Before Christmas I was the live act at the launch of photographer Darren O’Brien’s new book about the Sharrow Vale area of Sheffield: https://www.sheffieldtelegraph.co.uk/news/people/new-book-uncovers-hidden-charms-sheffields-sharrow-vale-community-1325708.
The launch took place in the fly tower of the Abbeydale Picture House, and Darren asked me to explain to his guests the history of this unique piece of cinema heritage.
The Grade II listed Abbeydale Picture House was always a gem among Sheffield’s suburban cinemas, and thanks to a succession of sympathetic owners it’s survived to entertain new generations of patrons nearly a hundred years after its opening.
One of six Sheffield cinemas to open in 1920, its original proprietors were local businessmen, led by a professional cinema exhibitor, seeking to capitalise on the demand for entertainment after the First World War.
They hedged their bets by instructing the architect, Pascal J Steinlet, to build a full-scale theatre fly tower, enabling the cinema screen to be flown out of the way of stage performances, and to use the sloping site to include a ballroom and billiard hall beneath the auditorium and stage, with a café to serve cinema patrons on the first floor above the foyer.
The directors considered that moving pictures alone might not generate enough trade, and when post-war inflation ate into their original budget of £50,000 they changed plans and installed an organ by the Sheffield firm Brindley & Co.
Because Pascal Steinlet had not been briefed to include an organ chamber, the instrument stood immediately behind the screen, centre stage, making it impossible to use the stage and dressing rooms for performances.
Anxious to generate income, they opened the cinema as soon as they could, on December 20th 1920. The Lord Mayor, Alderman Wardley, attended the first film-performance, a costume romance, The Call of the Road, starring Victor McLaglen.
Their fear that film alone would not support the company proved correct.
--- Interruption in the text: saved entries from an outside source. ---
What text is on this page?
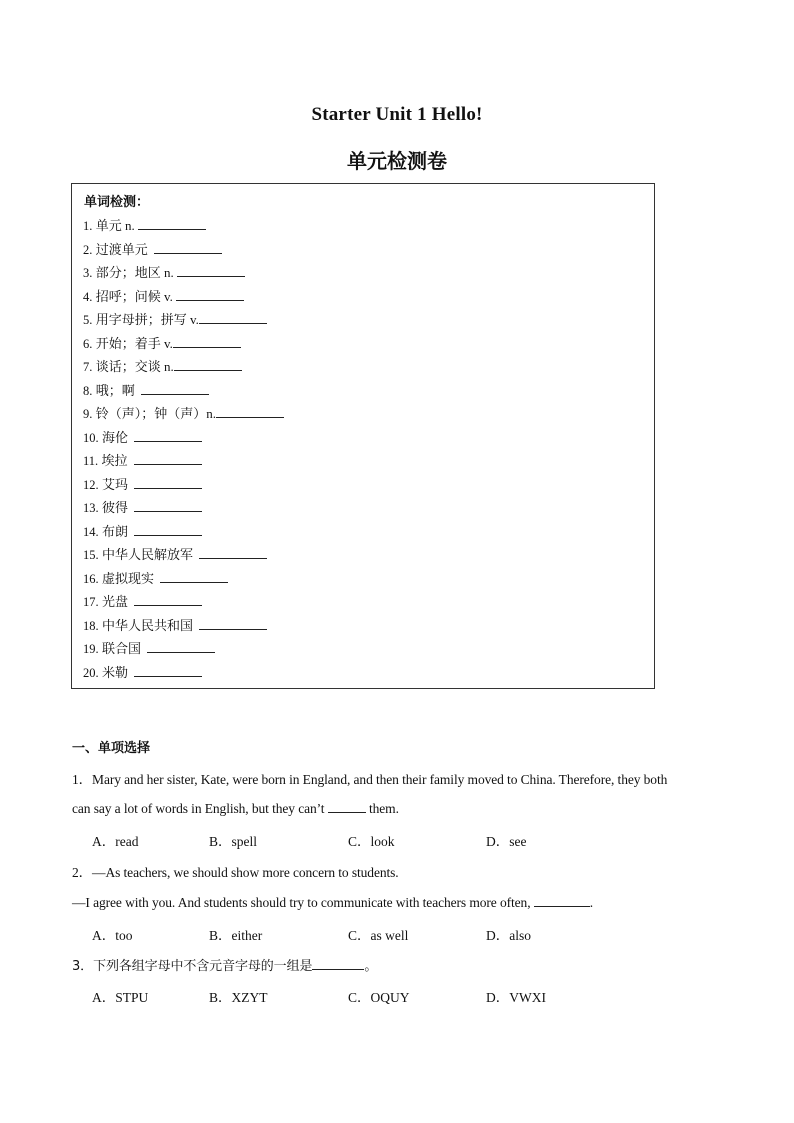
Starter Unit 1 Hello!
单元检测卷
单词检测：
1. 单元 n.
2. 过渡单元
3. 部分；地区 n.
4. 招呼；问候 v.
5. 用字母拼；拼写 v.
6. 开始；着手 v.
7. 谈话；交谈 n.
8. 哦；啊
9. 铃（声）；钟（声）n.
10. 海伦
11. 埃拉
12. 艾玛
13. 彼得
14. 布朗
15. 中华人民解放军
16. 虚拟现实
17. 光盘
18. 中华人民共和国
19. 联合国
20. 米勒
一、单项选择
1．Mary and her sister, Kate, were born in England, and then their family moved to China. Therefore, they both
can say a lot of words in English, but they can’t	them.
A．read	B．spell	C．look	D．see
2．—As teachers, we should show more concern to students.
—I agree with you. And students should try to communicate with teachers more often,	.
A．too	B．either	C．as well	D．also
3．下列各组字母中不含元音字母的一组是	。
A．STPU	B．XZYT	C．OQUY	D．VWXI
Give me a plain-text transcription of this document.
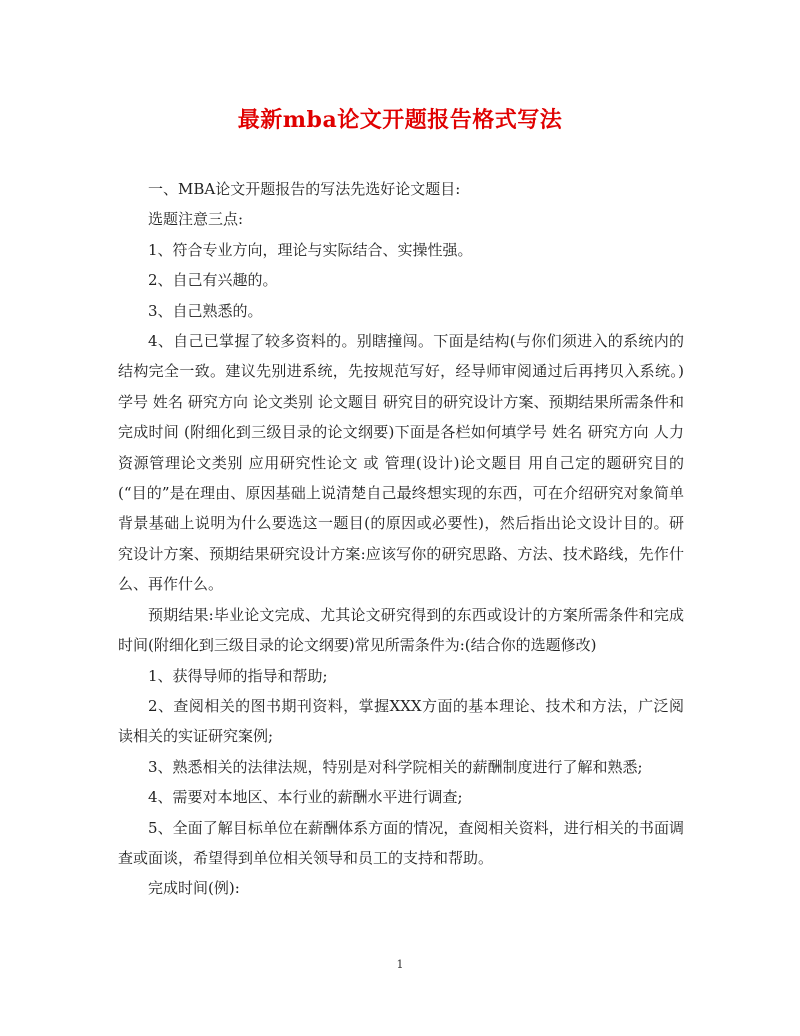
最新mba论文开题报告格式写法

一、MBA论文开题报告的写法先选好论文题目:

选题注意三点:

1、符合专业方向，理论与实际结合、实操性强。

2、自己有兴趣的。

3、自己熟悉的。

4、自己已掌握了较多资料的。别瞎撞闯。下面是结构(与你们须进入的系统内的结构完全一致。建议先别进系统，先按规范写好，经导师审阅通过后再拷贝入系统。)学号 姓名 研究方向 论文类别 论文题目 研究目的研究设计方案、预期结果所需条件和完成时间 (附细化到三级目录的论文纲要)下面是各栏如何填学号 姓名 研究方向 人力资源管理论文类别 应用研究性论文 或 管理(设计)论文题目 用自己定的题研究目的(“目的”是在理由、原因基础上说清楚自己最终想实现的东西，可在介绍研究对象简单背景基础上说明为什么要选这一题目(的原因或必要性)，然后指出论文设计目的。研究设计方案、预期结果研究设计方案:应该写你的研究思路、方法、技术路线，先作什么、再作什么。

预期结果:毕业论文完成、尤其论文研究得到的东西或设计的方案所需条件和完成时间(附细化到三级目录的论文纲要)常见所需条件为:(结合你的选题修改)

1、获得导师的指导和帮助;

2、查阅相关的图书期刊资料，掌握XXX方面的基本理论、技术和方法，广泛阅读相关的实证研究案例;

3、熟悉相关的法律法规，特别是对科学院相关的薪酬制度进行了解和熟悉;

4、需要对本地区、本行业的薪酬水平进行调查;

5、全面了解目标单位在薪酬体系方面的情况，查阅相关资料，进行相关的书面调查或面谈，希望得到单位相关领导和员工的支持和帮助。

完成时间(例):

1
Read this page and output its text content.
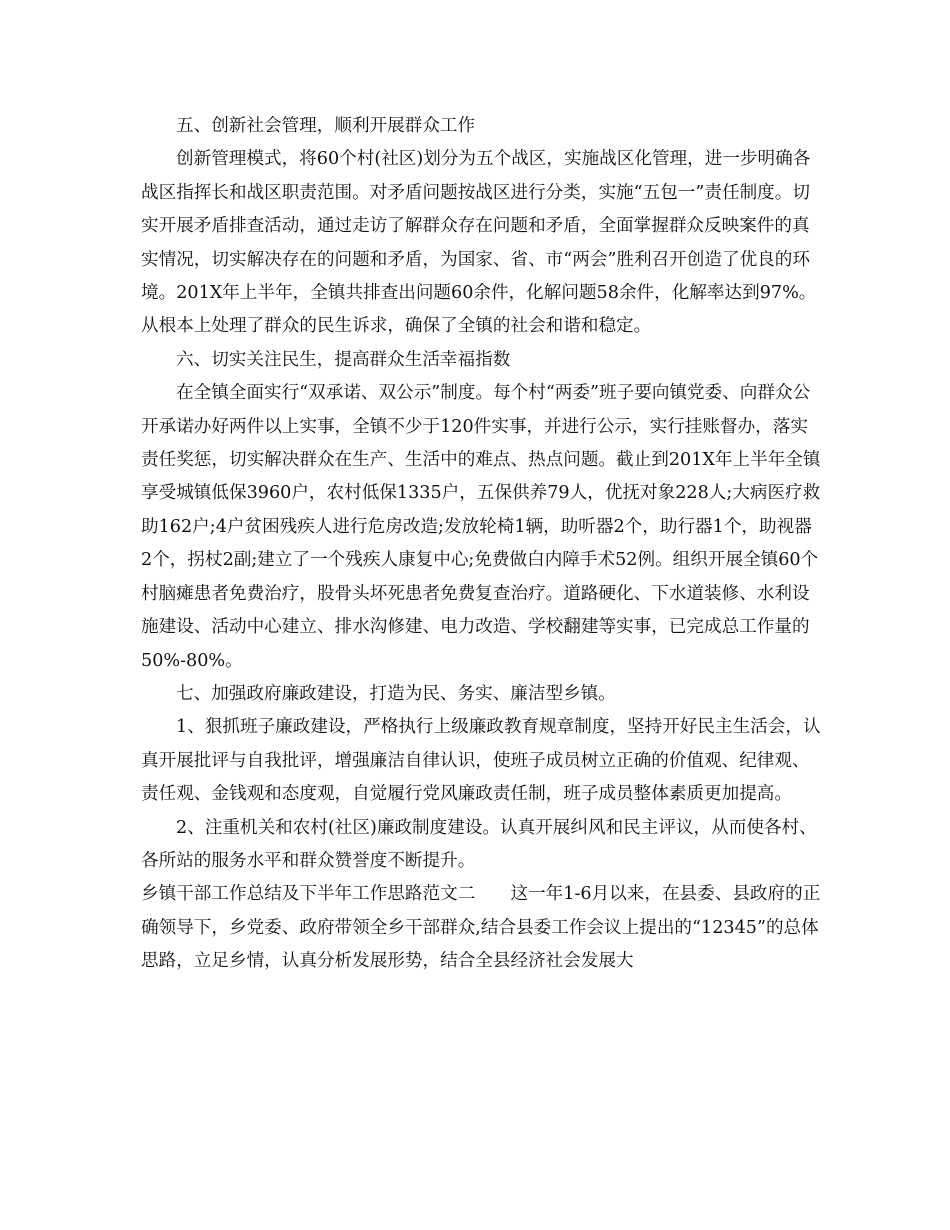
五、创新社会管理，顺利开展群众工作

创新管理模式，将60个村(社区)划分为五个战区，实施战区化管理，进一步明确各战区指挥长和战区职责范围。对矛盾问题按战区进行分类，实施“五包一”责任制度。切实开展矛盾排查活动，通过走访了解群众存在问题和矛盾，全面掌握群众反映案件的真实情况，切实解决存在的问题和矛盾，为国家、省、市“两会”胜利召开创造了优良的环境。201X年上半年，全镇共排查出问题60余件，化解问题58余件，化解率达到97%。从根本上处理了群众的民生诉求，确保了全镇的社会和谐和稳定。

六、切实关注民生，提高群众生活幸福指数

在全镇全面实行“双承诺、双公示”制度。每个村“两委”班子要向镇党委、向群众公开承诺办好两件以上实事，全镇不少于120件实事，并进行公示，实行挂账督办，落实责任奖惩，切实解决群众在生产、生活中的难点、热点问题。截止到201X年上半年全镇享受城镇低保3960户，农村低保1335户，五保供养79人，优抚对象228人;大病医疗救助162户;4户贫困残疾人进行危房改造;发放轮椅1辆，助听器2个，助行器1个，助视器2个，拐杖2副;建立了一个残疾人康复中心;免费做白内障手术52例。组织开展全镇60个村脑瘫患者免费治疗，股骨头坏死患者免费复查治疗。道路硬化、下水道装修、水利设施建设、活动中心建立、排水沟修建、电力改造、学校翻建等实事，已完成总工作量的50%-80%。

七、加强政府廉政建设，打造为民、务实、廉洁型乡镇。

1、狠抓班子廉政建设，严格执行上级廉政教育规章制度，坚持开好民主生活会，认真开展批评与自我批评，增强廉洁自律认识，使班子成员树立正确的价值观、纪律观、责任观、金钱观和态度观，自觉履行党风廉政责任制，班子成员整体素质更加提高。

2、注重机关和农村(社区)廉政制度建设。认真开展纠风和民主评议，从而使各村、各所站的服务水平和群众赞誉度不断提升。

乡镇干部工作总结及下半年工作思路范文二　　这一年1-6月以来，在县委、县政府的正确领导下，乡党委、政府带领全乡干部群众,结合县委工作会议上提出的“12345”的总体思路，立足乡情，认真分析发展形势，结合全县经济社会发展大
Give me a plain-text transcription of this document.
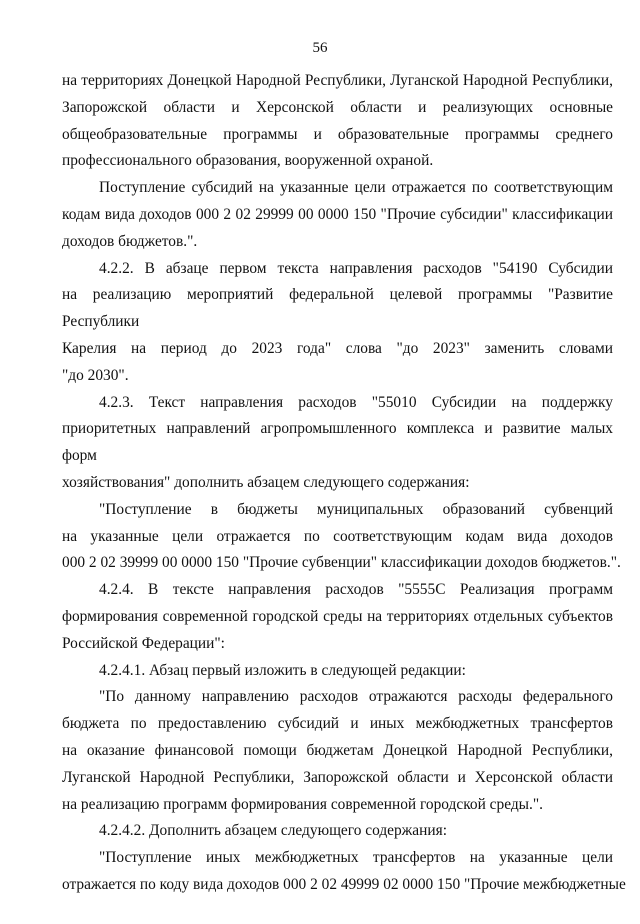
56
на территориях Донецкой Народной Республики, Луганской Народной Республики,
Запорожской области и Херсонской области и реализующих основные
общеобразовательные программы и образовательные программы среднего
профессионального образования, вооруженной охраной.
Поступление субсидий на указанные цели отражается по соответствующим
кодам вида доходов 000 2 02 29999 00 0000 150 "Прочие субсидии" классификации
доходов бюджетов.".
4.2.2. В абзаце первом текста направления расходов "54190 Субсидии
на реализацию мероприятий федеральной целевой программы "Развитие Республики
Карелия на период до 2023 года" слова "до 2023" заменить словами
"до 2030".
4.2.3. Текст направления расходов "55010 Субсидии на поддержку
приоритетных направлений агропромышленного комплекса и развитие малых форм
хозяйствования" дополнить абзацем следующего содержания:
"Поступление в бюджеты муниципальных образований субвенций
на указанные цели отражается по соответствующим кодам вида доходов
000 2 02 39999 00 0000 150 "Прочие субвенции" классификации доходов бюджетов.".
4.2.4. В тексте направления расходов "5555С Реализация программ
формирования современной городской среды на территориях отдельных субъектов
Российской Федерации":
4.2.4.1. Абзац первый изложить в следующей редакции:
"По данному направлению расходов отражаются расходы федерального
бюджета по предоставлению субсидий и иных межбюджетных трансфертов
на оказание финансовой помощи бюджетам Донецкой Народной Республики,
Луганской Народной Республики, Запорожской области и Херсонской области
на реализацию программ формирования современной городской среды.".
4.2.4.2. Дополнить абзацем следующего содержания:
"Поступление иных межбюджетных трансфертов на указанные цели
отражается по коду вида доходов 000 2 02 49999 02 0000 150 "Прочие межбюджетные
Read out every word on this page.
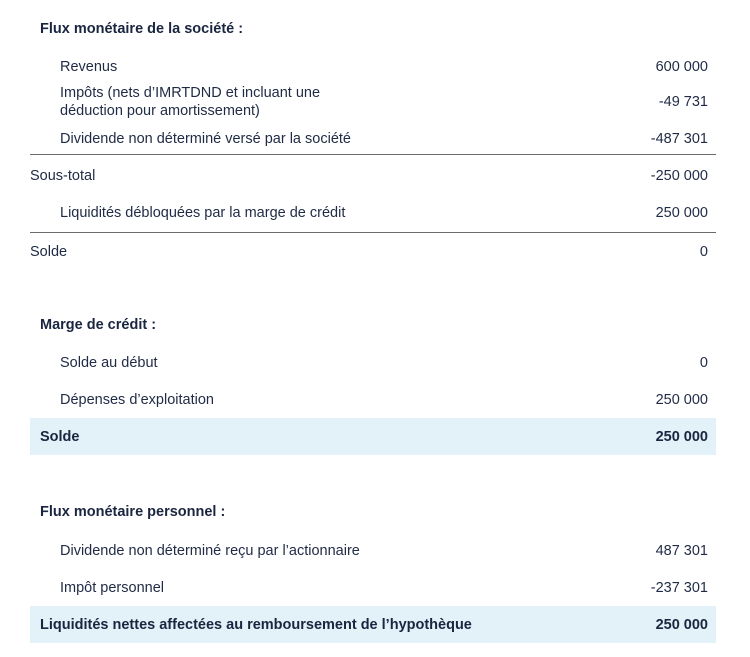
Flux monétaire de la société :
Revenus	600 000
Impôts (nets d’IMRTDND et incluant une
déduction pour amortissement)
-49 731
Dividende non déterminé versé par la société	-487 301
Sous-total	-250 000
Liquidités débloquées par la marge de crédit	250 000
Solde	0
Marge de crédit :
Solde au début	0
Dépenses d’exploitation	250 000
Solde	250 000
Flux monétaire personnel :
Dividende non déterminé reçu par l’actionnaire	487 301
Impôt personnel	-237 301
Liquidités nettes affectées au remboursement de l’hypothèque	250 000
In June 1921 the original board was replaced by the directors of the Star Cinema, Ecclesall Road, who quickly took out debentures to complete the café, ballroom and billiard hall before the end of the year.
In 1928, probably as a response to the imminent arrival of talking pictures, the organ was moved to the back of the stage, where it was barely audible, to make way for cine-variety performances, which continued until the first sound film, Janet Gaynor in Sunny Side Up, played on March 10th 1930.
The organ continued in use until 1940, and the last organist, Douglas Scott, complained that “the volume was poor, due to the fact that the organ chambers were placed as far back as possible on the stage and…at least 20% of the sound went through the stage roof. The screen and tabs took their toll of sound and when the safety curtain was lowered nothing could be heard in the theatre.”
There’s evidence for this on the back wall of the fly tower, where two rows of holes for the joists of the stage floor are visible, the higher row showing a clear gap where after 1928 the organ would have stood on the original stage floor. The position of the organ meant that only the downstage half of the stage was usable, so presumably the rake was increased to maintain the sight-lines Pascal Steinlet had intended.
I hope that when the building is comprehensively restored the stage floor will be reinstated so that it can be used for performances.
But I’d think twice about reinstating an organ.